Localization of the gene encoding 3-hydroxy-3-methylglutaryl-coenzyme A synthase to human chromosome 5.

S Leonard, D Arbogast, D Geyer, C Jones, M Sinensky
PMCID: PMC323256  PMID: 2870496

Abstract

A series of hybrids between primary human cells and a Chinese hamster somatic cell mutant (Mev-1), defective in expression of the enzyme 3-hydroxy-3-methylglutaryl-coenzyme A (HMG-CoA) synthase [(S)-3-hydroxy-3-methylglutaryl-CoA acetoacetyl-CoA-lyase (CoA-acetylating, EC 4.1.3.5], has been prepared that complements the mutant defect.

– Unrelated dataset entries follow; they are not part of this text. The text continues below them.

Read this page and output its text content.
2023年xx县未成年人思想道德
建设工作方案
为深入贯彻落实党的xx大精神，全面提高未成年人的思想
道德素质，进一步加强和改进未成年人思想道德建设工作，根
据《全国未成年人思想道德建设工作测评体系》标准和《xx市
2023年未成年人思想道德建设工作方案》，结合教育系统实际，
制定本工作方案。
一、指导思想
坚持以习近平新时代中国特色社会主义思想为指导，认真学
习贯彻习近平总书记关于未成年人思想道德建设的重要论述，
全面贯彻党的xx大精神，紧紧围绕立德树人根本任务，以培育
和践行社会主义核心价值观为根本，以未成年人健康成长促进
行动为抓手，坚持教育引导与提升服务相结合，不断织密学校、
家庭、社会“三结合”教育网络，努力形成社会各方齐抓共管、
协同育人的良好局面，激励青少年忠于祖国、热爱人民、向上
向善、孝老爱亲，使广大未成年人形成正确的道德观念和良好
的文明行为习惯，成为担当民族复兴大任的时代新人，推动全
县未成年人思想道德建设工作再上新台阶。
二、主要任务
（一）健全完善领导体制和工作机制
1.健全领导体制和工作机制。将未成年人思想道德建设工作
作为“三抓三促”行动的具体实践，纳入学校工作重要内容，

A technique based on differential sensitivity of this enzyme activity to inhibition by magnesium ion is described that allows the discrimination of expression of human and hamster HMG-CoA synthase in these hybrids. The results indicate a structural gene defect in expression of HMG-CoA synthase activity in Mev-1 cells. Segregation of human chromosomes that do not possess the complementing marker have allowed the assignment of human HMG-CoA synthase activity to chromosome 5. This is the second demonstrably transcriptionally regulated enzyme of cholesterologenesis to be assigned to chromosome 5, the other being HMG-CoA reductase.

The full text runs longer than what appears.